1. PCM Pro: excellent resolution of small signals, very small signals do not disappear into the dithered noise floor.
Cons: Timing. Ear/brain can resolve 4uS, CD innately is at 22uS.
2. DSD Pro: Samples at 0.34 uS, albeit at not very good resolution, so has much better timing innately
Cons: resolution. Noise shaper noise is not the same as dithered noise, any signal below noise shaper noise floor is lost.
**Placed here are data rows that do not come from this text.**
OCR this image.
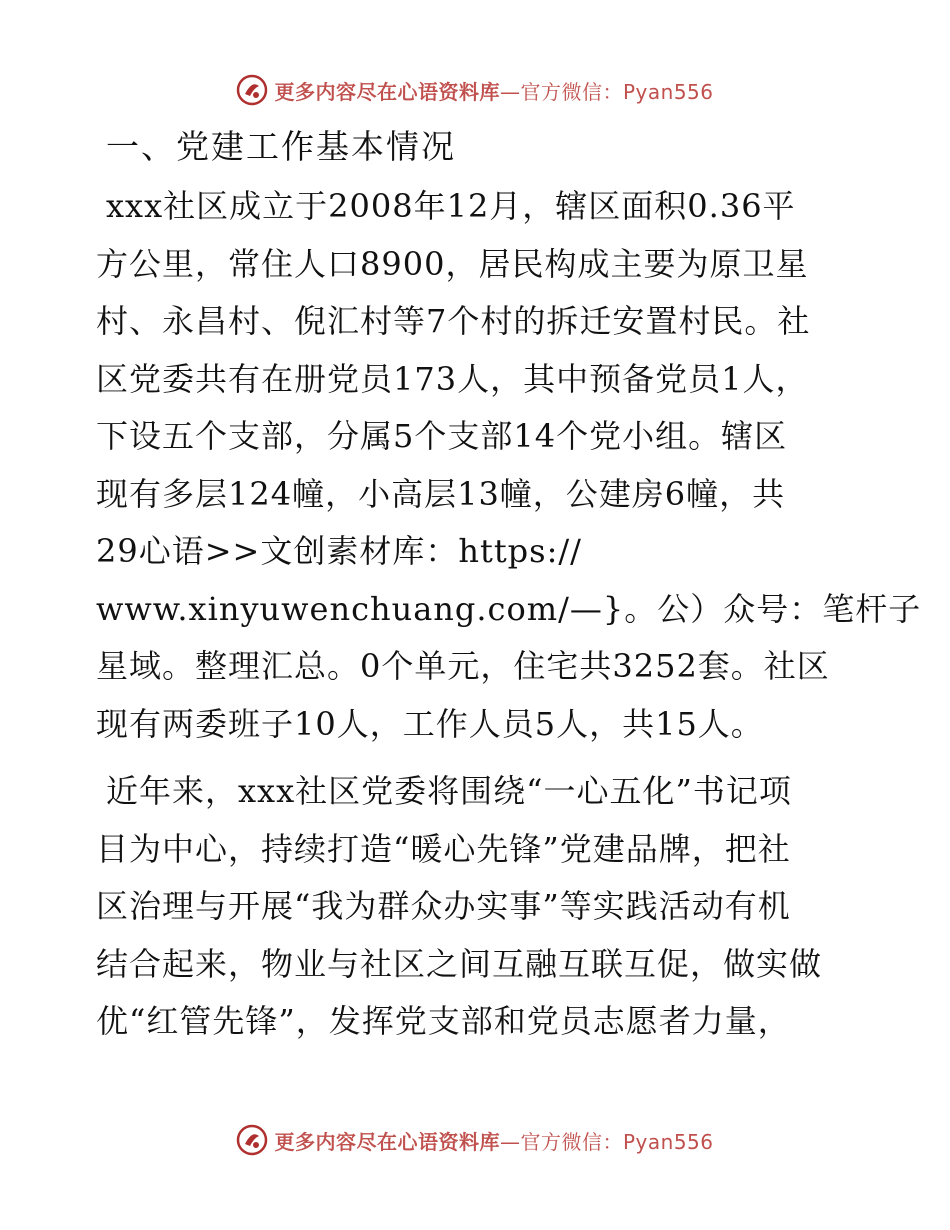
更多内容尽在心语资料库—官方微信：Pyan556
一、党建工作基本情况
xxx社区成立于2008年12月，辖区面积0.36平
方公里，常住人口8900，居民构成主要为原卫星
村、永昌村、倪汇村等7个村的拆迁安置村民。社
区党委共有在册党员173人，其中预备党员1人，
下设五个支部，分属5个支部14个党小组。辖区
现有多层124幢，小高层13幢，公建房6幢，共
29心语>>文创素材库：https://
www.xinyuwenchuang.com/—}。公）众号：笔杆子
星域。整理汇总。0个单元，住宅共3252套。社区
现有两委班子10人，工作人员5人，共15人。
近年来，xxx社区党委将围绕“一心五化”书记项
目为中心，持续打造“暖心先锋”党建品牌，把社
区治理与开展“我为群众办实事”等实践活动有机
结合起来，物业与社区之间互融互联互促，做实做
优“红管先锋”，发挥党支部和党员志愿者力量，
更多内容尽在心语资料库—官方微信：Pyan556
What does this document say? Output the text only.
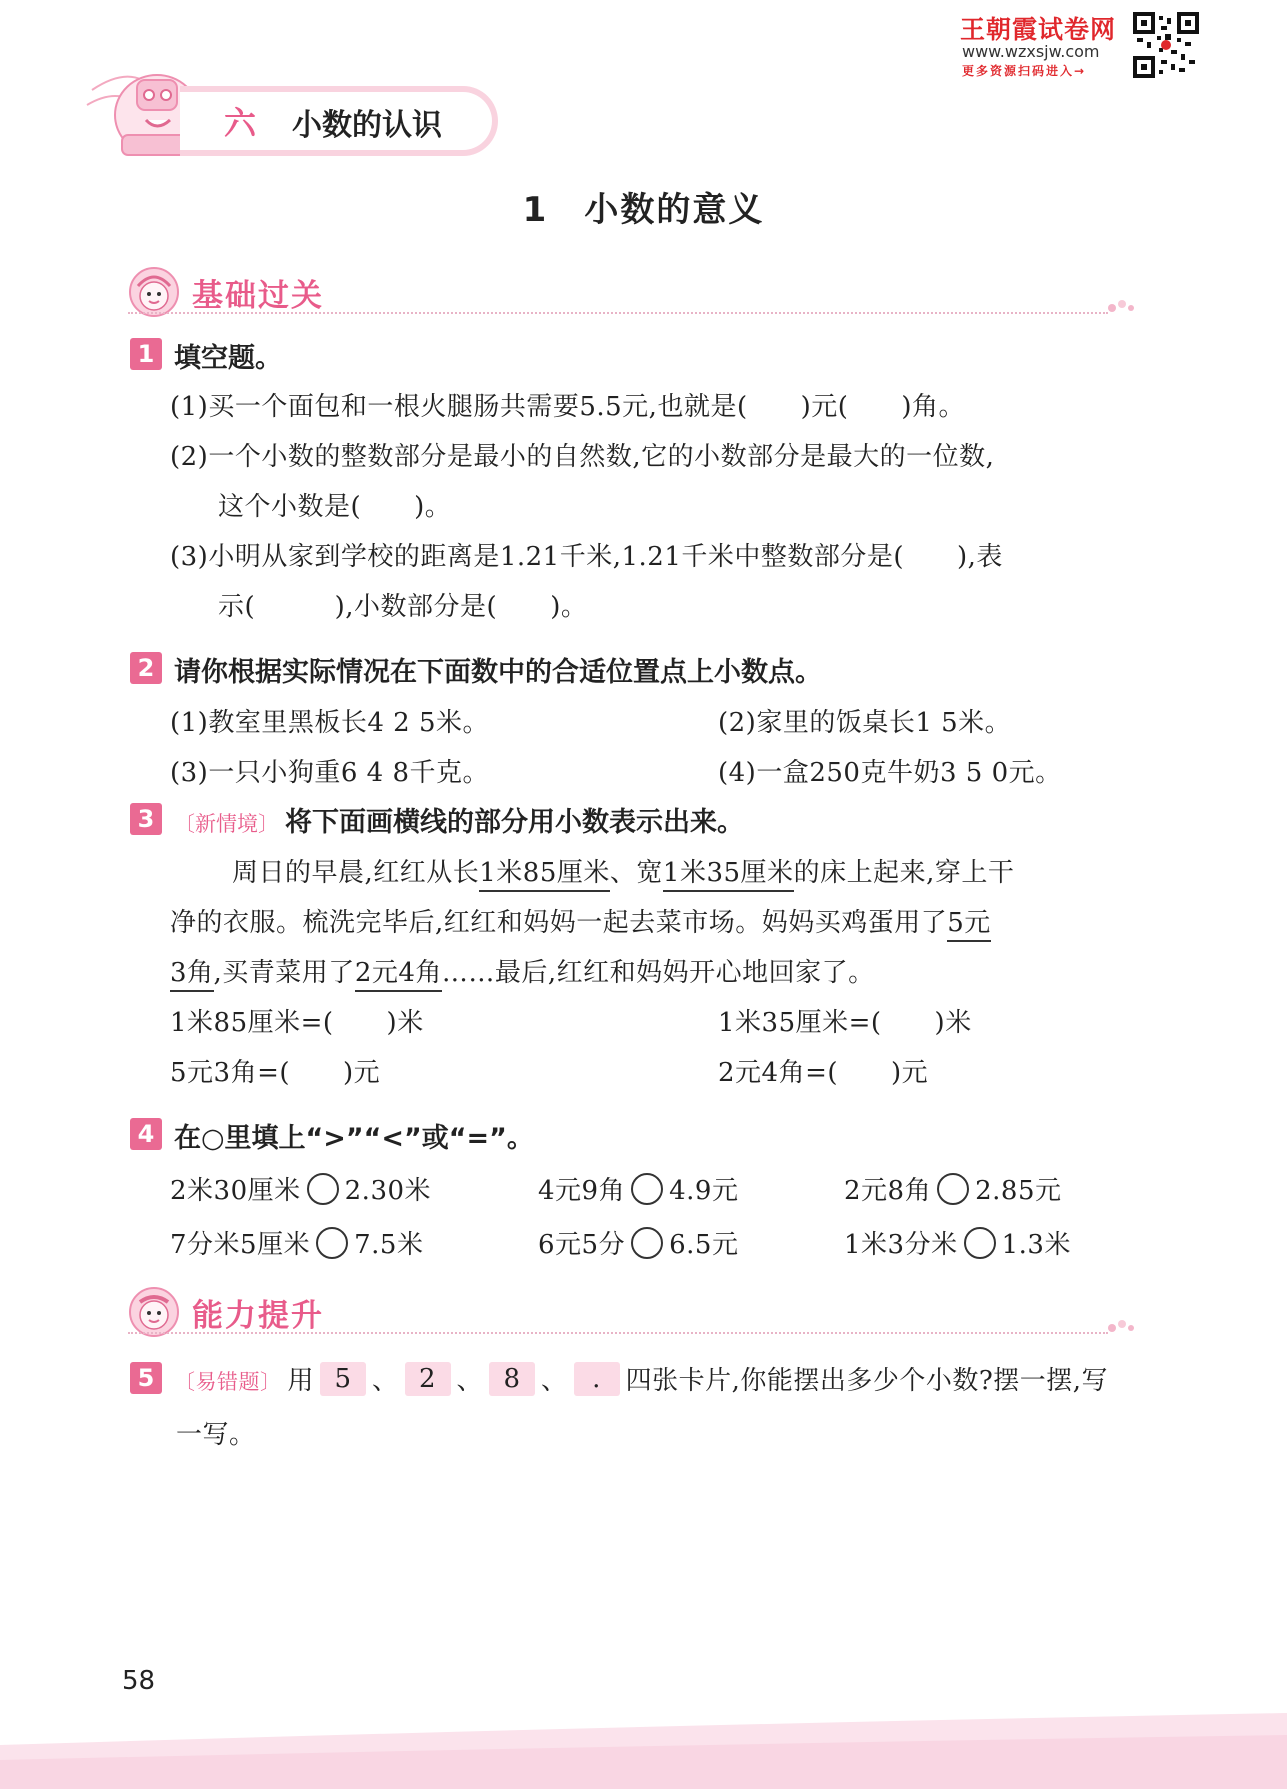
王朝霞试卷网
www.wzxsjw.com
更多资源扫码进入→
六 小数的认识
1　小数的意义
基础过关
1 填空题。
(1)买一个面包和一根火腿肠共需要5.5元,也就是(　　)元(　　)角。
(2)一个小数的整数部分是最小的自然数,它的小数部分是最大的一位数,
这个小数是(　　)。
(3)小明从家到学校的距离是1.21千米,1.21千米中整数部分是(　　),表
示(　　　),小数部分是(　　)。
2 请你根据实际情况在下面数中的合适位置点上小数点。
(1)教室里黑板长4 2 5米。	(2)家里的饭桌长1 5米。
(3)一只小狗重6 4 8千克。	(4)一盒250克牛奶3 5 0元。
3 〔新情境〕 将下面画横线的部分用小数表示出来。
周日的早晨,红红从长1米85厘米、宽1米35厘米的床上起来,穿上干
净的衣服。梳洗完毕后,红红和妈妈一起去菜市场。妈妈买鸡蛋用了5元
3角,买青菜用了2元4角……最后,红红和妈妈开心地回家了。
1米85厘米=(　　)米	1米35厘米=(　　)米
5元3角=(　　)元	2元4角=(　　)元
4 在○里填上“>”“<”或“=”。
2米30厘米 2.30米	4元9角 4.9元	2元8角 2.85元
7分米5厘米 7.5米	6元5分 6.5元	1米3分米 1.3米
能力提升
5 〔易错题〕 用 5 、 2 、 8 、 . 四张卡片,你能摆出多少个小数?摆一摆,写
一写。
58
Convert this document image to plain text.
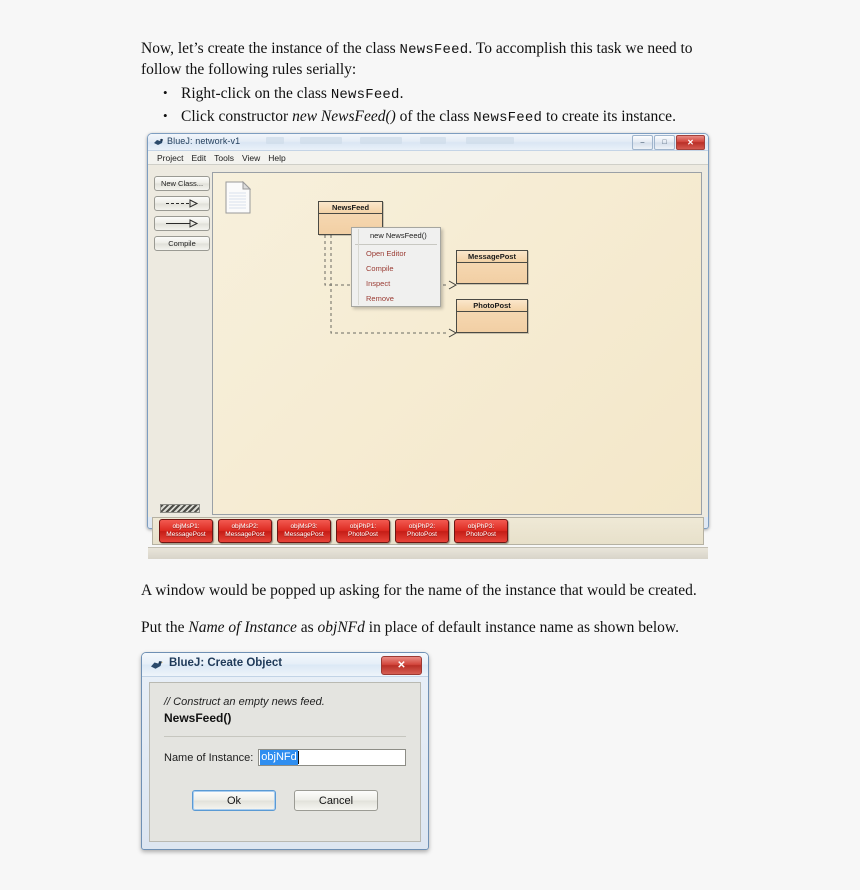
Now, let’s create the instance of the class NewsFeed. To accomplish this task we need to follow the following rules serially:
• Right-click on the class NewsFeed.
• Click constructor new NewsFeed() of the class NewsFeed to create its instance.
BlueJ: network-v1	–	□	✕
Project Edit Tools View Help
New Class...
Compile
NewsFeed
MessagePost
PhotoPost
new NewsFeed()
Open Editor
Compile
Inspect
Remove
objMsP1:
MessagePost
objMsP2:
MessagePost
objMsP3:
MessagePost
objPhP1:
PhotoPost
objPhP2:
PhotoPost
objPhP3:
PhotoPost
A window would be popped up asking for the name of the instance that would be created.
Put the Name of Instance as objNFd in place of default instance name as shown below.
BlueJ: Create Object	✕
// Construct an empty news feed.
NewsFeed()
Name of Instance: objNFd
Ok	Cancel
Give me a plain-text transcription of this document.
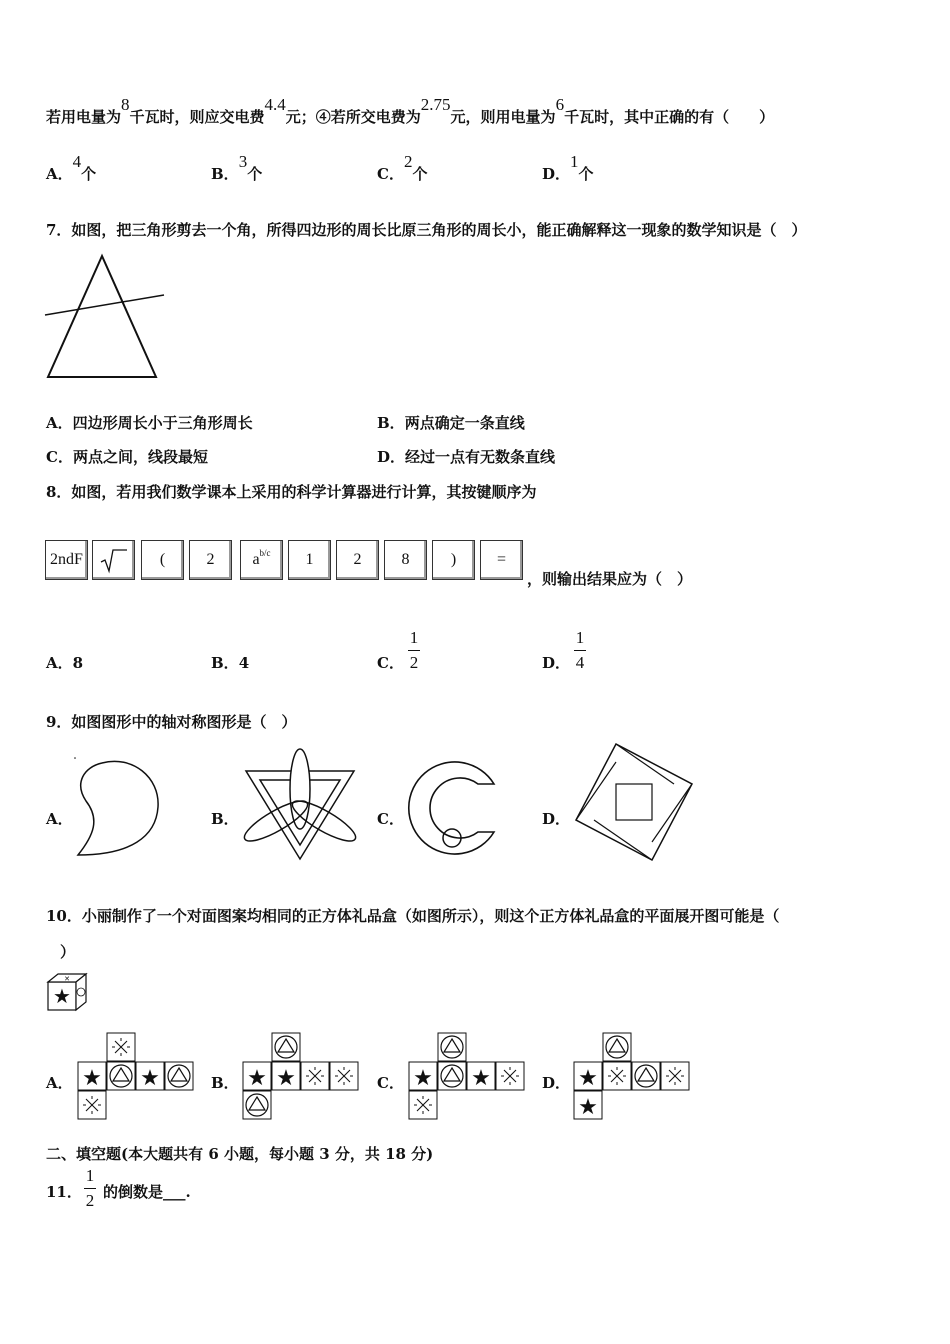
若用电量为8千瓦时，则应交电费4.4元；④若所交电费为2.75元，则用电量为6千瓦时，其中正确的有（　　）
A．4个	B．3个	C．2个	D．1个
7．如图，把三角形剪去一个角，所得四边形的周长比原三角形的周长小，能正确解释这一现象的数学知识是（　）
A．四边形周长小于三角形周长	B．两点确定一条直线
C．两点之间，线段最短	D．经过一点有无数条直线
8．如图，若用我们数学课本上采用的科学计算器进行计算，其按键顺序为
2ndF	(	2	a b/c	1	2	8	)	=
，则输出结果应为（　）
A．8	B．4	C．
1
2	D．
1
4
9．如图图形中的轴对称图形是（　）
A．	B．	C．	D．
10．小丽制作了一个对面图案均相同的正方体礼品盒（如图所示），则这个正方体礼品盒的平面展开图可能是（
）
★
✕
A．	B．	C．	D．
★
二、填空题(本大题共有 6 小题，每小题 3 分，共 18 分)
11．
1
2 的倒数是___.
Now the timing issue can be resolved by the DAC interpolation filter, and with an infinite tap length filter, timing is completely reconstructed. So red-book is capable of very much better performance, if you improve the interpolation filter. But with DSD, the encoding means that low-level details are lost in the noise shaper noise floor, and they are lost forever. So DSD has a compression in depth and instrument separation, due to poor resolution, but does not innately have timing problems. Check out 2L website, and compare the DXD recording to the DSD64 or DSD128 - to my ears, the loss in transparency of DSD is not small.
Getting back to design of the DAC. Now I run my DAC's with a very simple single stage active analogue section, with only 2 caps and 2 resistors in the direct signal path - and I do this for transparency. But this means the digital RF noise in the 100k to 1M band must be very low, so the digital source must be filtered - and DSD is at -20dBFS at 100kHz. So I can't put raw DSD into the DAC, or it will sound very hard. So the DSD is filtered, which converts it to regular PCM.
If I were doing a DAC for only DSD would I do it this way? Yes, I think I would, as simple analogue is always the best.
Incidentally, the DSD filters on Hugo has been improved - they are much smoother than with Qute.